My heart is pounding as I rush to the row where the ruckus is. Passengers are pointing to the fuselage air vent right by their heads. I look up and see a huge palmetto bug sitting on the vent. Two inches long, monstrous, the sanitized name “palmetto” disguising what it really is. There is a gargantuan cockroach directly above the heads of my passengers and everyone is freaking out, screaming, jumping out of their seats, standing in the aisle.
These insects are fairly common in the heat and humidity of Florida. I have seen them before, have occasionally had one inside my house. They are so disgusting, so big, so hard to dispatch with a shoe or a broom, that hard brown body impossible to smash. And they fly!
I rush back to the interphone at my jumpseat and call the pilots who contact air traffic control, pull off the taxiway, bring the aircraft to a halt. Much discussion ensues about what to do with the huge insect. Finally, a brave passenger says he’ll grab it if I give him some paper towels. He stealthily approaches the air vent, carefully nabs the stowaway and- it’s a FAKE PLASTIC COCKROACH with a magnet on the underside!!

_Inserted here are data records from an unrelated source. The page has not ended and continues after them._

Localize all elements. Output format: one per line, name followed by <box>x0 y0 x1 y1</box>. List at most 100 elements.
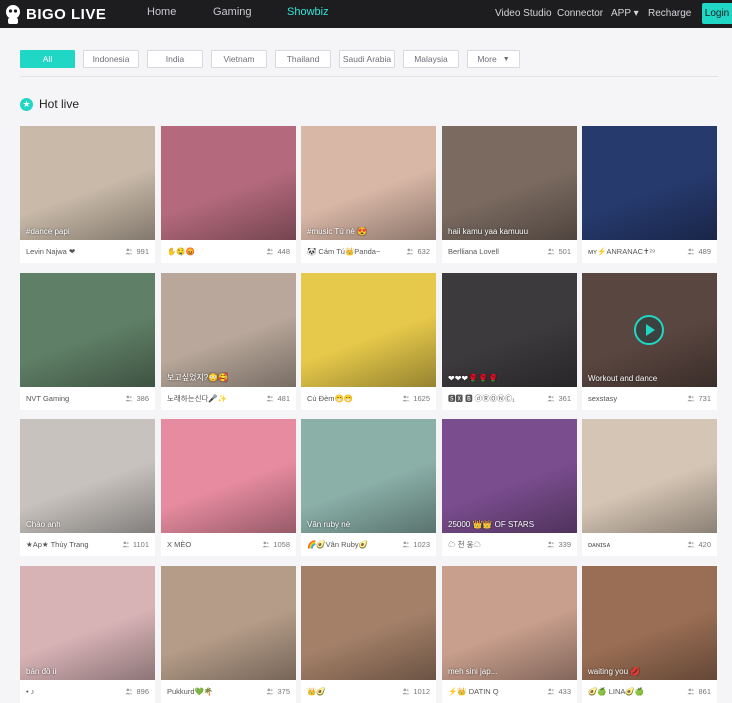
streamer-name[interactable]: NVT Gaming <box>26 394 69 403</box>
live-thumbnail[interactable] <box>20 273 155 387</box>
streamer-name[interactable]: Berlliana Lovell <box>448 247 499 256</box>
play-icon[interactable] <box>634 315 664 345</box>
card-meta: ̀• ♪ 896 <box>20 680 155 703</box>
streamer-name[interactable]: 👑🥑 <box>307 687 326 696</box>
viewers-icon <box>402 688 410 695</box>
viewers-icon <box>406 248 415 255</box>
streamer-name[interactable]: ᴍʏ⚡ANRANAC✝⁲⁹ <box>588 247 655 257</box>
live-thumbnail[interactable]: ❤❤❤🌹🌹🌹 <box>442 273 577 387</box>
viewer-number: 632 <box>417 247 430 256</box>
filter-more-dropdown[interactable]: More ▼ <box>467 50 520 68</box>
streamer-name[interactable]: ✋🤤😡 <box>167 247 195 256</box>
stream-title: 보고싶었지?😳🥰 <box>167 373 229 382</box>
live-card[interactable]: 보고싶었지?😳🥰 노래하는신다🎤✨ 481 <box>161 273 296 410</box>
live-thumbnail[interactable]: #dance papi <box>20 126 155 240</box>
stream-title: bán đồ ii <box>26 667 57 676</box>
streamer-name[interactable]: ★Ap★ Thúy Trang <box>26 540 89 549</box>
live-card[interactable]: ✋🤤😡 448 <box>161 126 296 263</box>
star-icon: ★ <box>20 97 33 111</box>
live-card[interactable]: Chào anh ★Ap★ Thúy Trang 1101 <box>20 419 155 556</box>
live-card[interactable]: waiting you 💋 🥑🍏 LINA🥑🍏 861 <box>582 566 717 703</box>
streamer-name[interactable]: Cù Đèm😁😁 <box>307 394 353 403</box>
filter-saudi-arabia[interactable]: Saudi Arabia <box>339 50 395 68</box>
live-thumbnail[interactable] <box>161 419 296 533</box>
caret-down-icon: ▼ <box>502 55 510 63</box>
brand-logo[interactable]: BIGO LIVE <box>4 2 106 26</box>
live-card[interactable]: 25000 👑👑 OF STARS ☁ 천 웅☁ 339 <box>442 419 577 556</box>
live-thumbnail[interactable]: meh sini jap... <box>442 566 577 680</box>
live-thumbnail[interactable]: 보고싶었지?😳🥰 <box>161 273 296 387</box>
live-thumbnail[interactable] <box>582 126 717 240</box>
live-card[interactable]: Cù Đèm😁😁 1625 <box>301 273 436 410</box>
streamer-name[interactable]: 🆂🆇 🅱 ⓓⓇⓄⓃⒸ₁ <box>448 393 515 404</box>
streamer-name[interactable]: Levin Najwa ❤ <box>26 247 75 256</box>
nav-video-studio[interactable]: Video Studio <box>495 8 552 19</box>
live-card[interactable]: Vân ruby nè 🌈🥑Vân Ruby🥑 1023 <box>301 419 436 556</box>
streamer-name[interactable]: ⚡👑 DATIN Q <box>448 687 499 696</box>
card-meta: Levin Najwa ❤ 991 <box>20 240 155 263</box>
live-thumbnail[interactable] <box>301 273 436 387</box>
live-card[interactable]: ᴍʏ⚡ANRANAC✝⁲⁹ 489 <box>582 126 717 263</box>
live-thumbnail[interactable]: Vân ruby nè <box>301 419 436 533</box>
login-button[interactable]: Login <box>702 3 732 24</box>
viewers-icon <box>125 248 134 255</box>
viewer-number: 861 <box>698 687 711 696</box>
nav-app-dropdown[interactable]: APP ▾ <box>611 8 639 19</box>
filter-vietnam[interactable]: Vietnam <box>211 50 267 68</box>
filter-all[interactable]: All <box>20 50 75 68</box>
brand-name: BIGO LIVE <box>26 5 107 23</box>
live-thumbnail[interactable] <box>582 419 717 533</box>
live-card[interactable]: bán đồ iì• ♪ 896 <box>20 566 155 703</box>
viewer-count: 1101 <box>122 540 149 549</box>
viewer-count: 448 <box>266 247 290 256</box>
streamer-name[interactable]: X MÈO <box>167 540 191 549</box>
nav-showbiz[interactable]: Showbiz <box>287 6 329 18</box>
streamer-name[interactable]: 🌈🥑Vân Ruby🥑 <box>307 540 368 549</box>
live-thumbnail[interactable]: bán đồ ii <box>20 566 155 680</box>
live-card[interactable]: Pukkurd💚🌴 375 <box>161 566 296 703</box>
nav-gaming[interactable]: Gaming <box>213 6 252 18</box>
live-card[interactable]: #dance papi Levin Najwa ❤ 991 <box>20 126 155 263</box>
live-thumbnail[interactable] <box>301 566 436 680</box>
card-meta: Pukkurd💚🌴 375 <box>161 680 296 703</box>
live-card[interactable]: Workout and dance sexstasy 731 <box>582 273 717 410</box>
filter-thailand[interactable]: Thailand <box>275 50 331 68</box>
streamer-name[interactable]: ᴅᴀɴɪꜱᴀ <box>588 540 610 549</box>
live-card[interactable]: NVT Gaming 386 <box>20 273 155 410</box>
nav-connector[interactable]: Connector <box>557 8 603 19</box>
live-card[interactable]: meh sini jap... ⚡👑 DATIN Q 433 <box>442 566 577 703</box>
live-card[interactable]: 👑🥑 1012 <box>301 566 436 703</box>
nav-recharge[interactable]: Recharge <box>648 8 691 19</box>
live-thumbnail[interactable]: Chào anh <box>20 419 155 533</box>
live-card[interactable]: ᴅᴀɴɪꜱᴀ 420 <box>582 419 717 556</box>
streamer-name[interactable]: 🥑🍏 LINA🥑🍏 <box>588 687 644 696</box>
streamer-name[interactable]: ̀• ♪ <box>26 687 34 696</box>
live-thumbnail[interactable]: 25000 👑👑 OF STARS <box>442 419 577 533</box>
viewer-number: 489 <box>698 247 711 256</box>
live-thumbnail[interactable]: #music Tú nè 😍 <box>301 126 436 240</box>
viewer-number: 501 <box>558 247 571 256</box>
live-thumbnail[interactable] <box>161 566 296 680</box>
live-card[interactable]: ❤❤❤🌹🌹🌹 🆂🆇 🅱 ⓓⓇⓄⓃⒸ₁ 361 <box>442 273 577 410</box>
live-thumbnail[interactable]: Workout and dance <box>582 273 717 387</box>
streamer-name[interactable]: sexstasy <box>588 394 617 403</box>
streamer-name[interactable]: Pukkurd💚🌴 <box>167 687 213 696</box>
stream-title: Chào anh <box>26 520 61 529</box>
streamer-name[interactable]: 🐼 Cám Tú👑Panda~ <box>307 247 380 256</box>
card-meta: sexstasy 731 <box>582 387 717 410</box>
live-card[interactable]: X MÈO 1058 <box>161 419 296 556</box>
play-triangle <box>646 324 655 336</box>
live-thumbnail[interactable]: waiting you 💋 <box>582 566 717 680</box>
nav-home[interactable]: Home <box>147 6 176 18</box>
filter-indonesia[interactable]: Indonesia <box>83 50 139 68</box>
filter-india[interactable]: India <box>147 50 203 68</box>
filter-malaysia[interactable]: Malaysia <box>403 50 459 68</box>
live-thumbnail[interactable] <box>161 126 296 240</box>
streamer-name[interactable]: 노래하는신다🎤✨ <box>167 393 227 404</box>
streamer-name[interactable]: ☁ 천 웅☁ <box>448 539 481 550</box>
viewer-count: 481 <box>266 394 290 403</box>
live-card[interactable]: #music Tú nè 😍 🐼 Cám Tú👑Panda~ 632 <box>301 126 436 263</box>
live-card[interactable]: haii kamu yaa kamuuu Berlliana Lovell 501 <box>442 126 577 263</box>
live-thumbnail[interactable]: haii kamu yaa kamuuu <box>442 126 577 240</box>
viewers-icon <box>266 248 275 255</box>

The captain insists on seeing it. The passenger who “captured” it gave it up, but only if he could get it back. The fake is amazingly lifelike, its antennae, legs and body molded to look exactly like the real thing. The flight attendants all photograph it, displayed on the galley counter. It’s kind of funny… afterward.
I hope I never meet the perverse person who planted that fake cockroach on my airplane.